Ubik, de Philip K. Dick

Saber que Philip K, Dick era um escritor bastante adaptado para o cinema, que dele são Blade Runner e o Vingador do Futuro, ao invés de me animar a ler deram aquela preguiça, a mesma que a gente se vê tendo com Jorge Amado: se eu já vi na TV, já sei o que acontece, então vou dedicar o meu tempo lendo algo diferente. Mas como sou fã de ficção científica, foi se tornando obrigatório para mim ler PKD. Peguei Ubik sem ter a menor ideia do que se tratava, apenas pela capa, que dizia: na lista dos cem melhores romances em língua inglesa da Time.

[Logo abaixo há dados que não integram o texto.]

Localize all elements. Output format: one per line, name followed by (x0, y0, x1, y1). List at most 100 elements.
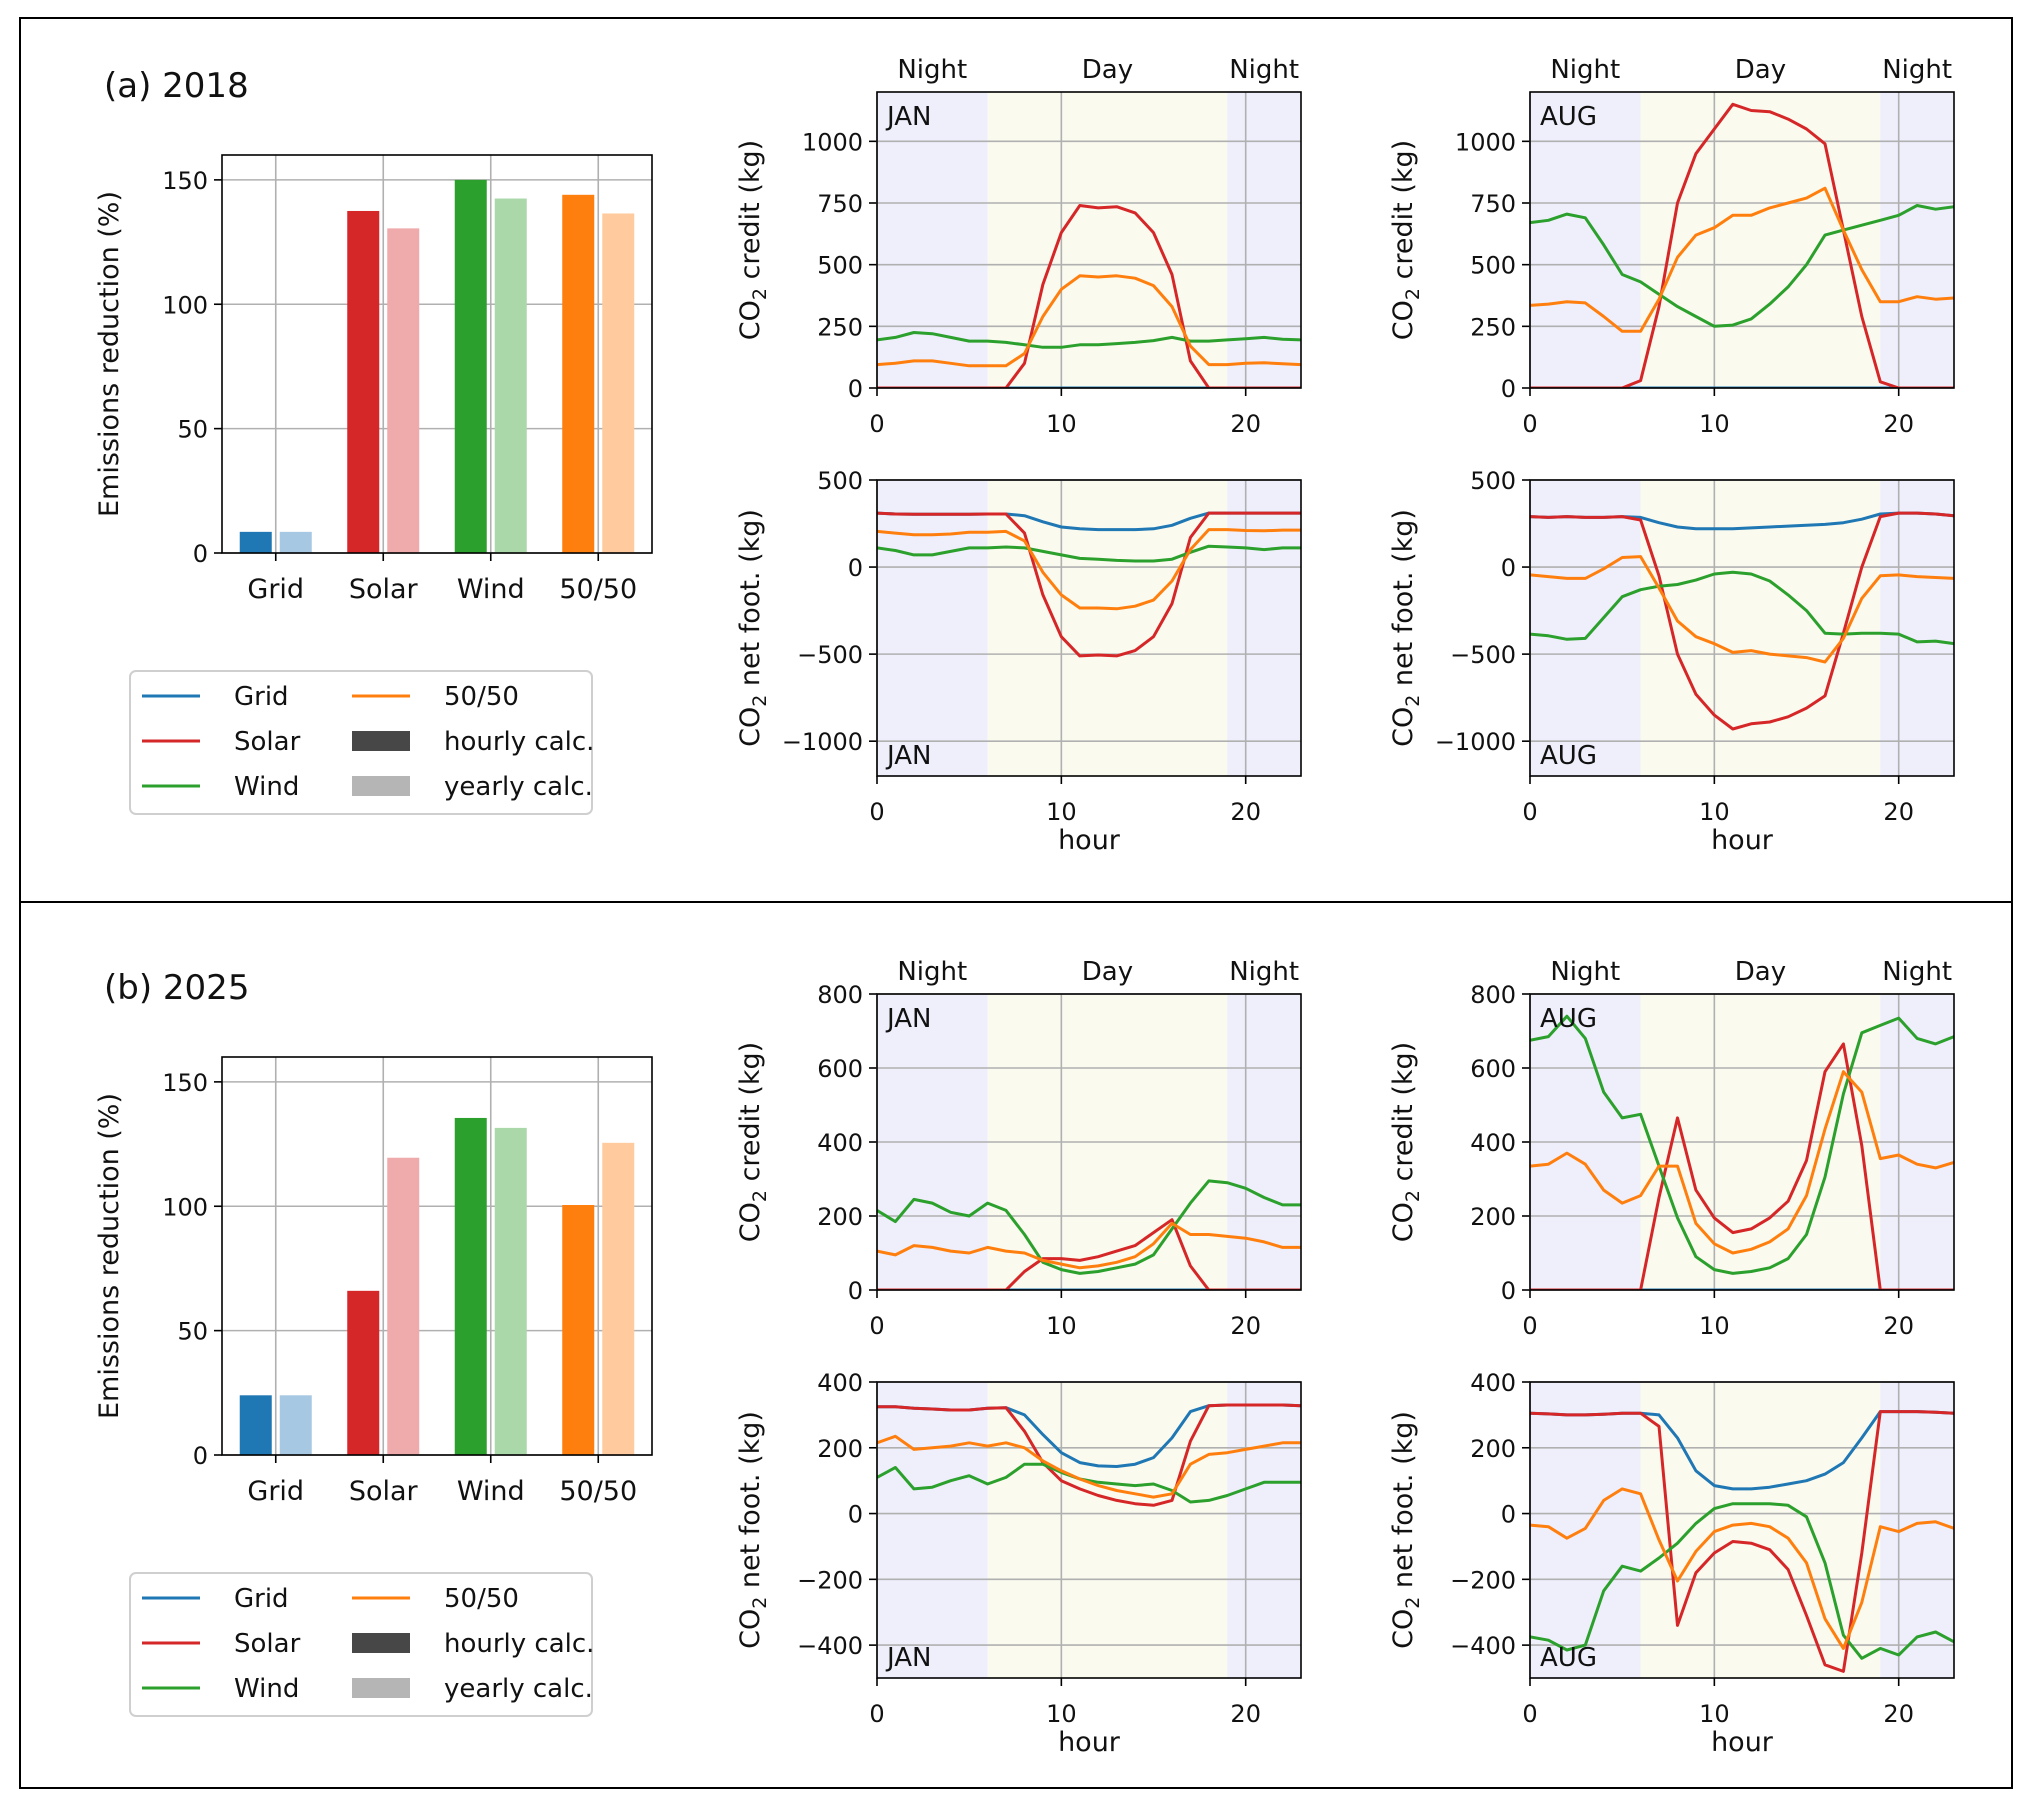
x-tick-label: 0 (869, 1700, 884, 1728)
legend-patch-swatch (352, 1678, 410, 1698)
y-tick-label: 750 (1470, 190, 1516, 218)
y-label-rest: net foot. (kg) (735, 509, 766, 695)
y-tick-label: 150 (162, 167, 208, 195)
y-tick-label: −500 (797, 641, 863, 669)
night-shade (877, 92, 988, 388)
y-tick-label: 400 (1470, 1369, 1516, 1397)
bar-y-label: Emissions reduction (%) (94, 1093, 125, 1419)
legend-patch-swatch (352, 1633, 410, 1653)
bar-yearly (387, 1157, 420, 1455)
x-tick-label: 20 (1230, 410, 1261, 438)
series-line-solar (877, 1218, 1301, 1290)
series-line-solar (1530, 1042, 1954, 1290)
x-axis-label: hour (1711, 825, 1774, 856)
line-chart-jan-credit: 0 200 400 600 800 0 10 20 JAN Night Day Night CO2 cr… (735, 957, 1302, 1340)
panel-b-frame (19, 901, 2013, 1789)
y-label-rest: credit (kg) (1388, 1042, 1419, 1190)
month-label: AUG (1540, 1643, 1597, 1673)
y-tick-label: 500 (1470, 252, 1516, 280)
night-shade (877, 1382, 988, 1678)
line-chart-jan-credit: 0 250 500 750 1000 0 10 20 JAN Night Day Night CO2 c… (735, 55, 1302, 438)
legend: Grid Solar Wind 50/50 hourly calc. yearly cal… (129, 1572, 594, 1717)
y-tick-label: 200 (1470, 1435, 1516, 1463)
month-label: AUG (1540, 1004, 1597, 1034)
series-line-solar (877, 511, 1301, 658)
series-line-50-50 (1530, 186, 1954, 333)
x-tick-label: 20 (1230, 798, 1261, 826)
legend-label: Solar (234, 727, 301, 757)
day-night-label: Night (1229, 957, 1299, 987)
y-label-sub: 2 (749, 1597, 771, 1609)
line-axes-frame (876, 993, 1302, 1291)
series-line-solar (877, 1403, 1301, 1507)
x-tick-label: Wind (457, 1476, 525, 1507)
day-night-label: Night (1882, 957, 1952, 987)
y-tick-label: 0 (1501, 1277, 1516, 1305)
night-shade (877, 480, 988, 776)
y-axis-label: CO2 credit (kg) (735, 140, 771, 340)
x-tick-label: 0 (1522, 410, 1537, 438)
x-tick-label: 10 (1699, 1700, 1730, 1728)
night-shade (1530, 92, 1641, 388)
y-axis-label: CO2 credit (kg) (735, 1042, 771, 1242)
night-shade (1880, 480, 1954, 776)
y-tick-label: 0 (1501, 1501, 1516, 1529)
x-tick-label: 0 (869, 1312, 884, 1340)
line-chart-aug-credit: 0 200 400 600 800 0 10 20 AUG Night Day Night CO2 cr… (1388, 957, 1955, 1340)
y-tick-label: 0 (193, 1442, 208, 1470)
y-tick-label: 600 (817, 1055, 863, 1083)
y-tick-label: 0 (1501, 554, 1516, 582)
y-tick-label: −1000 (782, 728, 863, 756)
line-axes-frame (1529, 993, 1955, 1291)
series-line-wind (877, 1179, 1301, 1275)
x-tick-label: 20 (1883, 410, 1914, 438)
bar-hourly (239, 531, 272, 553)
day-shade (1640, 480, 1881, 776)
y-label-rest: credit (kg) (735, 1042, 766, 1190)
bar-hourly (454, 1117, 487, 1455)
line-axes-frame (876, 91, 1302, 389)
y-tick-label: 0 (193, 540, 208, 568)
series-line-50-50 (877, 1221, 1301, 1270)
line-axes-frame (1529, 91, 1955, 389)
y-axis-label: CO2 credit (kg) (1388, 140, 1424, 340)
legend-label: Wind (234, 1674, 299, 1704)
y-tick-label: 600 (1470, 1055, 1516, 1083)
legend-label: 50/50 (444, 682, 519, 712)
y-tick-label: 200 (817, 1203, 863, 1231)
y-tick-label: 200 (1470, 1203, 1516, 1231)
bar-hourly (347, 210, 380, 553)
day-night-label: Night (1229, 55, 1299, 85)
y-tick-label: 0 (848, 1277, 863, 1305)
y-tick-label: 500 (817, 467, 863, 495)
bar-axes-frame (221, 154, 653, 554)
x-tick-label: Wind (457, 574, 525, 605)
y-label-main: CO (1388, 1609, 1419, 1649)
y-label-main: CO (735, 1202, 766, 1242)
y-label-rest: net foot. (kg) (1388, 509, 1419, 695)
line-chart-aug-credit: 0 250 500 750 1000 0 10 20 AUG Night Day Night CO2 c… (1388, 55, 1955, 438)
y-label-main: CO (1388, 707, 1419, 747)
y-axis-label: CO2 net foot. (kg) (1388, 1411, 1424, 1649)
legend-label: Solar (234, 1629, 301, 1659)
x-tick-label: 0 (869, 410, 884, 438)
y-tick-label: 400 (1470, 1129, 1516, 1157)
legend-label: hourly calc. (444, 1629, 594, 1659)
legend-patch-swatch (352, 776, 410, 796)
x-tick-label: 10 (1046, 1312, 1077, 1340)
y-axis-label: CO2 net foot. (kg) (1388, 509, 1424, 747)
x-tick-label: 10 (1046, 410, 1077, 438)
series-line-wind (877, 1462, 1301, 1504)
y-label-main: CO (735, 1609, 766, 1649)
legend-label: Wind (234, 772, 299, 802)
month-label: AUG (1540, 741, 1597, 771)
bar-y-label: Emissions reduction (%) (94, 191, 125, 517)
series-line-solar (1530, 511, 1954, 731)
series-line-50-50 (877, 274, 1301, 368)
y-tick-label: 0 (848, 1501, 863, 1529)
x-tick-label: 10 (1699, 1312, 1730, 1340)
y-label-sub: 2 (749, 695, 771, 707)
x-tick-label: 10 (1046, 798, 1077, 826)
y-tick-label: −500 (1450, 641, 1516, 669)
y-tick-label: 500 (1470, 467, 1516, 495)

E sabia que não tinha virado filme.

Refletindo, Pat disse:

-Parece uma coisa tão… negativa. Eu não faço nada. Não faço os objetos mexerem, não transformo pedras em pão, nem dou a luz sem fecundação ou reverto processos patológicos em pessoas doentes. Nem leio mente. Nem vejo o futuro, nenhum talento comum do tipo. Só anulo a habilidade de outra pessoa. Parece… – Ela gesticulou. -Bestificante.

-Como fator de sobrevivência da raça humana – explicou Joe – , é tão útil quanto os talentos psi. Especialmente para nós, Padrões. O fatos antipsi é uma restauração natural do equilíbrio ecológico. Um inseto aprende a voar, então outro aprende a construir uma teia para prendê-lo. Isso é o mesmo que não saber voar? Os mariscos desenvolveram conchas duras para se protegerem. Portanto, pássaros aprenderam a voar com o marisco para o alto e largá-lo numa rocha. Nesse sentido, você é uma forma de vida predadora para os Psis, e os Psis são formas de vida que têm como presa os Padrões. Isso faz de você uma amiga da classe dos Padrões. Equilíbrio, o ciclo completo, predador e presa. Parece ser um sistema eterno, e, francamente, não vejo como poderia ser melhorado. (p.33-34)

É um livro perturbador. Primeiro porque, como em toda ficção científica, a gente se vê num mundo diferente e se apega nos poucos indícios que o autor nos dá – fechaduras que exigem 5 centavos para abrir, mortos que mantém a consciência por sistemas de meia vida, viagens a longa distância feitas com facilidade – para entender no que aquele mundo difere do nosso. PKD localiza esse livro na década de 90, mas obviamente ela não é os anos 90 que nós vivemos. Estamos ainda nos acostumando com uma guerra entre talentos de espionagem entre empresas, feitas por pessoas com capacidade de ler pensamentos e influenciar decisões, quando surge uma moça com um talento difícil de entender e que modifica o passado. Depois de um acontecimento chave, toda realidade em torno do protagonista – que também não é claro logo nas primeiras páginas – deixa de fazer sentido. A moça e seu talento misterioso têm algo a ver com isso? O acontecimento chave alterou a relação espaço/tempo? Os fatos envolvem apenas os personagens ou é um acontecimento de escala global? Parece difícil que o autor consiga dar um final satisfatório a tantas questões e ele dá. Na verdade, mais de um, as informações parecem surgir como caixas dentro de caixas. Não tem como não terminar o livro rendido à mente de Dick: o sujeito era um gênio.